Keeping an eye on your Docker image size

Sep 23, 2019

7 min read

docker

size

tutorial

Mirco Zeiss

Docker is a great tool and a major player in the current cloud universe. It allows running multiple applications, processes and services at the same time on the same machine in an isolated fashion. To define your individual applications you use a Dockerfile. Within the Dockerfile you describe the prerequisites like the operating system and programming language. We also specify which steps need to be taken to actually run our application. Learn how to continuously keep an eye on your Docker image size during development and in production.

You can find the demo project on GitHub github.com/seriesci/dockersize. Here is how our folder structure looks like.

$ tree -h
.
├── [ 160]  Dockerfile
├── [2.8M]  image.jpg
├── [  68]  main.go
└── [  38]  README.md

0 directories, 4 files

First of all let us start with a basic Dockerfile. We are going to write a simple Go application that writes hello world to stdout. Here is how the Go code looks like.

// main.go
package main

import "fmt"

func main() {
	fmt.Println("hello world")
}

The Dockerfile uses golang:1.13 as its base and copies the source code from our host to the image. Afterwards we compile our Go source code which results in a binary called app. At the end we simply start the binary.

# Dockerfile
FROM golang:1.13
RUN apt-get update -y
RUN apt-get upgrade -y
RUN rm -rf /var/lib/apt/lists/*
WORKDIR /src
COPY . .
RUN go build -o app .
CMD ["./app"]

Having this Dockerfile we can now build the image and give it a name. You must run the following command in the same directory as your Dockerfile.
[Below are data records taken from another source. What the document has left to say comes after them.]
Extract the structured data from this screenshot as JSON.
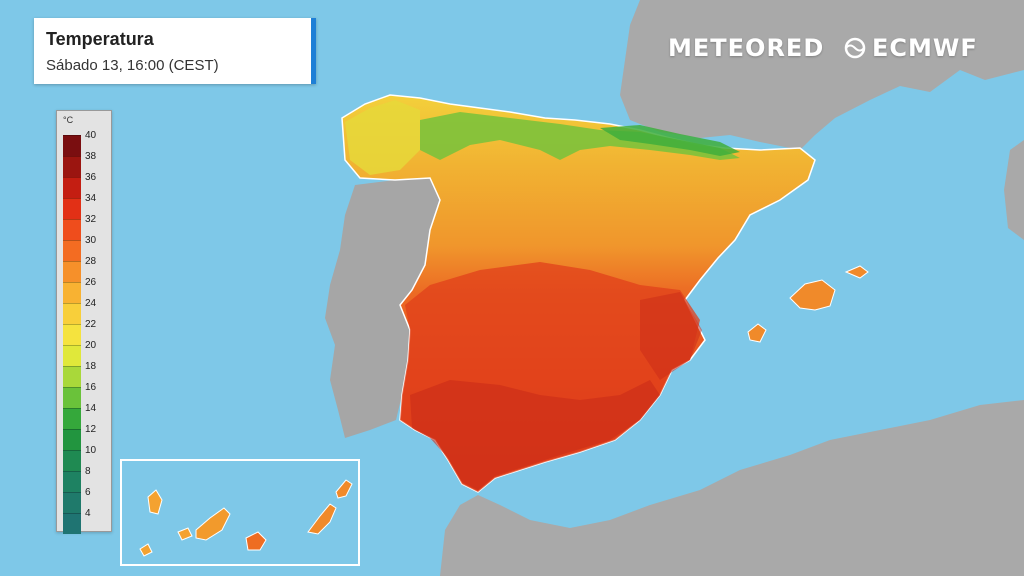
{
  "title": "Temperatura",
  "subtitle": "Sábado 13, 16:00 (CEST)",
  "brands": {
    "meteored": "METEORED",
    "ecmwf": "ECMWF",
    "ecmwf_icon": "wave-logo-icon"
  },
  "legend": {
    "unit": "°C",
    "ticks": [
      "40",
      "38",
      "36",
      "34",
      "32",
      "30",
      "28",
      "26",
      "24",
      "22",
      "20",
      "18",
      "16",
      "14",
      "12",
      "10",
      "8",
      "6",
      "4"
    ],
    "colors": [
      "#7a0e10",
      "#9b1510",
      "#c41e12",
      "#e23016",
      "#ef4d1c",
      "#f36c22",
      "#f6902a",
      "#f8b232",
      "#f8cf3a",
      "#f5e33e",
      "#e0e83a",
      "#a9d83a",
      "#6ac23a",
      "#35a83b",
      "#22953f",
      "#1f8a52",
      "#1e8262",
      "#1f7a6b",
      "#1f7472"
    ]
  },
  "colors": {
    "sea": "#7ec8e8",
    "land": "#a7a7a7",
    "accent": "#1e7fd6"
  }
}
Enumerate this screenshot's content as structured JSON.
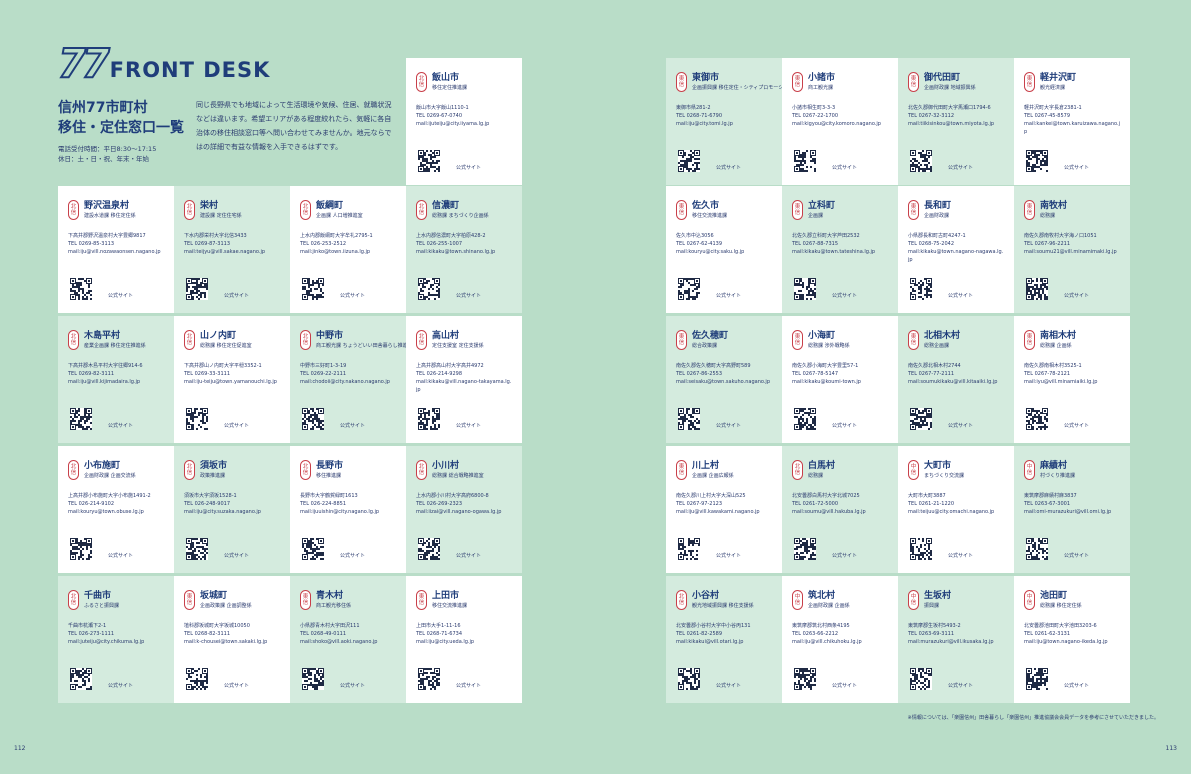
{
  "header": {
    "brand_number": "77",
    "brand_word": "FRONT DESK",
    "title_line1": "信州77市町村",
    "title_line2": "移住・定住窓口一覧",
    "hours_line1": "電話受付時間：平日8:30〜17:15",
    "hours_line2": "休日：土・日・祝、年末・年始",
    "intro": "同じ長野県でも地域によって生活環境や気候、住居、就職状況などは違います。希望エリアがある程度絞れたら、気軽に各自治体の移住相談窓口等へ問い合わせてみませんか。地元ならではの詳細で有益な情報を入手できるはずです。"
  },
  "labels": {
    "site": "公式サイト"
  },
  "regions": {
    "north": [
      "北",
      "信"
    ],
    "east": [
      "東",
      "信"
    ],
    "middle": [
      "中",
      "信"
    ]
  },
  "cards": [
    {
      "region": "north",
      "name": "飯山市",
      "dept": "移住定住推進課",
      "addr": "飯山市大字飯山1110-1",
      "tel": "TEL 0269-67-0740",
      "mail": "mail:ijuteiju@city.iiyama.lg.jp"
    },
    {
      "region": "north",
      "name": "野沢温泉村",
      "dept": "建設水道課 移住定住係",
      "addr": "下高井郡野沢温泉村大字豊郷9817",
      "tel": "TEL 0269-85-3113",
      "mail": "mail:iju@vill.nozawaonsen.nagano.jp"
    },
    {
      "region": "north",
      "name": "栄村",
      "dept": "建設課 定住住宅係",
      "addr": "下水内郡栄村大字北信3433",
      "tel": "TEL 0269-87-3113",
      "mail": "mail:teijyu@vill.sakae.nagano.jp"
    },
    {
      "region": "north",
      "name": "飯綱町",
      "dept": "企画課 人口増推進室",
      "addr": "上水内郡飯綱町大字牟礼2795-1",
      "tel": "TEL 026-253-2512",
      "mail": "mail:jinko@town.iizuna.lg.jp"
    },
    {
      "region": "north",
      "name": "信濃町",
      "dept": "総務課 まちづくり企画係",
      "addr": "上水内郡信濃町大字柏原428-2",
      "tel": "TEL 026-255-1007",
      "mail": "mail:kikaku@town.shinano.lg.jp"
    },
    {
      "region": "north",
      "name": "木島平村",
      "dept": "産業企画課 移住定住推進係",
      "addr": "下高井郡木島平村大字往郷914-6",
      "tel": "TEL 0269-82-3111",
      "mail": "mail:iju@vill.kijimadaira.lg.jp"
    },
    {
      "region": "north",
      "name": "山ノ内町",
      "dept": "総務課 移住定住促進室",
      "addr": "下高井郡山ノ内町大字平穏3352-1",
      "tel": "TEL 0269-33-3111",
      "mail": "mail:iju-teiju@town.yamanouchi.lg.jp"
    },
    {
      "region": "north",
      "name": "中野市",
      "dept": "商工観光課 ちょうどいい田舎暮らし推進係",
      "addr": "中野市三好町1-3-19",
      "tel": "TEL 0269-22-2111",
      "mail": "mail:chodoii@city.nakano.nagano.jp"
    },
    {
      "region": "north",
      "name": "高山村",
      "dept": "定住支援室 定住支援係",
      "addr": "上高井郡高山村大字高井4972",
      "tel": "TEL 026-214-9298",
      "mail": "mail:kikaku@vill.nagano-takayama.lg.jp"
    },
    {
      "region": "north",
      "name": "小布施町",
      "dept": "企画財政課 企画交流係",
      "addr": "上高井郡小布施町大字小布施1491-2",
      "tel": "TEL 026-214-9102",
      "mail": "mail:kouryu@town.obuse.lg.jp"
    },
    {
      "region": "north",
      "name": "須坂市",
      "dept": "政策推進課",
      "addr": "須坂市大字須坂1528-1",
      "tel": "TEL 026-248-9017",
      "mail": "mail:iju@city.suzaka.nagano.jp"
    },
    {
      "region": "north",
      "name": "長野市",
      "dept": "移住推進課",
      "addr": "長野市大字鶴賀緑町1613",
      "tel": "TEL 026-224-8851",
      "mail": "mail:ijuuishin@city.nagano.lg.jp"
    },
    {
      "region": "north",
      "name": "小川村",
      "dept": "総務課 総合戦略推進室",
      "addr": "上水内郡小川村大字高府6800-8",
      "tel": "TEL 026-269-2323",
      "mail": "mail:iizai@vill.nagano-ogawa.lg.jp"
    },
    {
      "region": "north",
      "name": "千曲市",
      "dept": "ふるさと振興課",
      "addr": "千曲市杭瀬下2-1",
      "tel": "TEL 026-273-1111",
      "mail": "mail:juteiju@city.chikuma.lg.jp"
    },
    {
      "region": "east",
      "name": "坂城町",
      "dept": "企画政策課 企画調整係",
      "addr": "埴科郡坂城町大字坂城10050",
      "tel": "TEL 0268-82-3111",
      "mail": "mail:k-chousei@town.sakaki.lg.jp"
    },
    {
      "region": "east",
      "name": "青木村",
      "dept": "商工観光移住係",
      "addr": "小県郡青木村大字田沢111",
      "tel": "TEL 0268-49-0111",
      "mail": "mail:shoko@vill.aoki.nagano.jp"
    },
    {
      "region": "east",
      "name": "上田市",
      "dept": "移住交流推進課",
      "addr": "上田市大手1-11-16",
      "tel": "TEL 0268-71-6734",
      "mail": "mail:iju@city.ueda.lg.jp"
    },
    {
      "region": "east",
      "name": "東御市",
      "dept": "企画振興課 移住定住・シティプロモーション係",
      "addr": "東御市県281-2",
      "tel": "TEL 0268-71-6790",
      "mail": "mail:iju@city.tomi.lg.jp"
    },
    {
      "region": "east",
      "name": "小諸市",
      "dept": "商工観光課",
      "addr": "小諸市相生町3-3-3",
      "tel": "TEL 0267-22-1700",
      "mail": "mail:kigyou@city.komoro.nagano.jp"
    },
    {
      "region": "east",
      "name": "御代田町",
      "dept": "企画財政課 地域振興係",
      "addr": "北佐久郡御代田町大字馬瀬口1794-6",
      "tel": "TEL 0267-32-3112",
      "mail": "mail:tiikisinkou@town.miyota.lg.jp"
    },
    {
      "region": "east",
      "name": "軽井沢町",
      "dept": "観光経済課",
      "addr": "軽井沢町大字長倉2381-1",
      "tel": "TEL 0267-45-8579",
      "mail": "mail:kankei@town.karuizawa.nagano.jp"
    },
    {
      "region": "east",
      "name": "佐久市",
      "dept": "移住交流推進課",
      "addr": "佐久市中込3056",
      "tel": "TEL 0267-62-4139",
      "mail": "mail:kouryu@city.saku.lg.jp"
    },
    {
      "region": "east",
      "name": "立科町",
      "dept": "企画課",
      "addr": "北佐久郡立科町大字芦田2532",
      "tel": "TEL 0267-88-7315",
      "mail": "mail:kikaku@town.tateshina.lg.jp"
    },
    {
      "region": "east",
      "name": "長和町",
      "dept": "企画財政課",
      "addr": "小県郡長和町古町4247-1",
      "tel": "TEL 0268-75-2042",
      "mail": "mail:kikaku@town.nagano-nagawa.lg.jp"
    },
    {
      "region": "east",
      "name": "南牧村",
      "dept": "総務課",
      "addr": "南佐久郡南牧村大字海ノ口1051",
      "tel": "TEL 0267-96-2211",
      "mail": "mail:soumu21@vill.minamimaki.lg.jp"
    },
    {
      "region": "east",
      "name": "佐久穂町",
      "dept": "総合政策課",
      "addr": "南佐久郡佐久穂町大字高野町589",
      "tel": "TEL 0267-86-2553",
      "mail": "mail:seisaku@town.sakuho.nagano.jp"
    },
    {
      "region": "east",
      "name": "小海町",
      "dept": "総務課 渉外戦略係",
      "addr": "南佐久郡小海町大字豊里57-1",
      "tel": "TEL 0267-78-5147",
      "mail": "mail:kikaku@koumi-town.jp"
    },
    {
      "region": "east",
      "name": "北相木村",
      "dept": "総務企画課",
      "addr": "南佐久郡北相木村2744",
      "tel": "TEL 0267-77-2111",
      "mail": "mail:soumukikaku@vill.kitaaiki.lg.jp"
    },
    {
      "region": "east",
      "name": "南相木村",
      "dept": "総務課 企画係",
      "addr": "南佐久郡南相木村3525-1",
      "tel": "TEL 0267-78-2121",
      "mail": "mail:iyu@vill.minamiaiki.lg.jp"
    },
    {
      "region": "east",
      "name": "川上村",
      "dept": "企画課 企画広報係",
      "addr": "南佐久郡川上村大字大深山525",
      "tel": "TEL 0267-97-2123",
      "mail": "mail:iju@vill.kawakami.nagano.jp"
    },
    {
      "region": "north",
      "name": "白馬村",
      "dept": "総務課",
      "addr": "北安曇郡白馬村大字北城7025",
      "tel": "TEL 0261-72-5000",
      "mail": "mail:soumu@vill.hakuba.lg.jp"
    },
    {
      "region": "middle",
      "name": "大町市",
      "dept": "まちづくり交流課",
      "addr": "大町市大町3887",
      "tel": "TEL 0261-21-1220",
      "mail": "mail:teijuu@city.omachi.nagano.jp"
    },
    {
      "region": "middle",
      "name": "麻績村",
      "dept": "村づくり推進課",
      "addr": "東筑摩郡麻績村麻3837",
      "tel": "TEL 0263-67-3001",
      "mail": "mail:omi-murazukuri@vill.omi.lg.jp"
    },
    {
      "region": "north",
      "name": "小谷村",
      "dept": "観光地域振興課 移住支援係",
      "addr": "北安曇郡小谷村大字中小谷丙131",
      "tel": "TEL 0261-82-2589",
      "mail": "mail:kikakui@vill.otari.lg.jp"
    },
    {
      "region": "middle",
      "name": "筑北村",
      "dept": "企画財政課 企画係",
      "addr": "東筑摩郡筑北村西条4195",
      "tel": "TEL 0263-66-2212",
      "mail": "mail:iju@vill.chikuhoku.lg.jp"
    },
    {
      "region": "middle",
      "name": "生坂村",
      "dept": "振興課",
      "addr": "東筑摩郡生坂村5493-2",
      "tel": "TEL 0263-69-3111",
      "mail": "mail:murazukuri@vill.ikusaka.lg.jp"
    },
    {
      "region": "middle",
      "name": "池田町",
      "dept": "総務課 移住定住係",
      "addr": "北安曇郡池田町大字池田3203-6",
      "tel": "TEL 0261-62-3131",
      "mail": "mail:iju@town.nagano-ikeda.lg.jp"
    }
  ],
  "footnote": "※情報については、「楽園信州」田舎暮らし「楽園信州」推進協議会会員データを参考にさせていただきました。",
  "page_left": "112",
  "page_right": "113"
}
$ docker build -t seriesci/dockersize .
...
...
...
Successfully tagged seriesci/dockersize:latest

Start the container using our previously built image and check the outcome. We should see hello world on the command line.

$ docker run --rm seriesci/dockersize
hello world

We got what we expected and everything seems to work just fine. Let us check our Docker image size.

$ docker images --format "{{.Repository}} {{.Size}}" | grep seriesci/dockersize
seriesci/dockersize 832MB

The resulting image size is a whopping 832MB. We definitely have to make this smaller. Luckily we have multiple options:

Use less layers
Use a small base image
Use a .dockerignore file
Use multi stage builds

1. Use less layers

Layers are files generated from instructions. Each layer is only a set of differences from the layer before it. All of the layers are stacked on top of each other. In newer versions of Docker only the instructions RUN, COPY and ADD create layers. All other instructions do not increase the size of your build. Those layers are stored in the Docker cache and can be used across several images. So instead of using three instructions we only use one RUN command.

# Dockerfile
FROM golang:1.13
RUN apt-get update -y && \    apt-get upgrade -y && \    rm -rf /var/lib/apt/lists/*WORKDIR /src
COPY . .
RUN go build -o app .
CMD ["./app"]

Combining multiple layers into a single layer and also clearing the apt cache properly reduces the image size to 809MB. That is 98% of the original size.

2. Use a small base image

Our base image golang:1.13 is itself based on Debian. Instead of using this one we are going to use golang:1.13-alpine. It is based on the popular Alpine Linux project. Alpine Linux is much smaller than most distribution base images (~5MB), and thus leads to much slimmer images in general. Since apt is not part of the image we have to remove those commands as well.

# Dockerfile
FROM golang:1.13-alpineWORKDIR /src
COPY . .
RUN go build -o app .
CMD ["./app"]

Now build the image and compare the final size. We are at 361MB. That is already less than half (44%) the size of what we had before. For such a small change we got a huge reduction in size. Let us continue shrinking it even more.

3. Use a `.dockerignore` file

# .dockerignore
image.jpg
README.md
.circleci/

In our case we only have an image and our README.md. That is just 3MB but imagine you are building a frontend or backend JavaScript app and having a huge node_modules folder. You do not want your dependencies to end up in the image. You would want to build your bundle on your host machine and only copy the outcome into your image. Here the .dockerignore file comes in handy.

4. Use multi stage builds

Up until now everything takes place within a single image. We build our application inside our image and therefore need the whole Go toolchain. However Go creates a stand-alone binary and we do not need the full toolchain in our final image. It would be great if we could compile our application and then use a different image to run our app. That is possible with multi stage builds.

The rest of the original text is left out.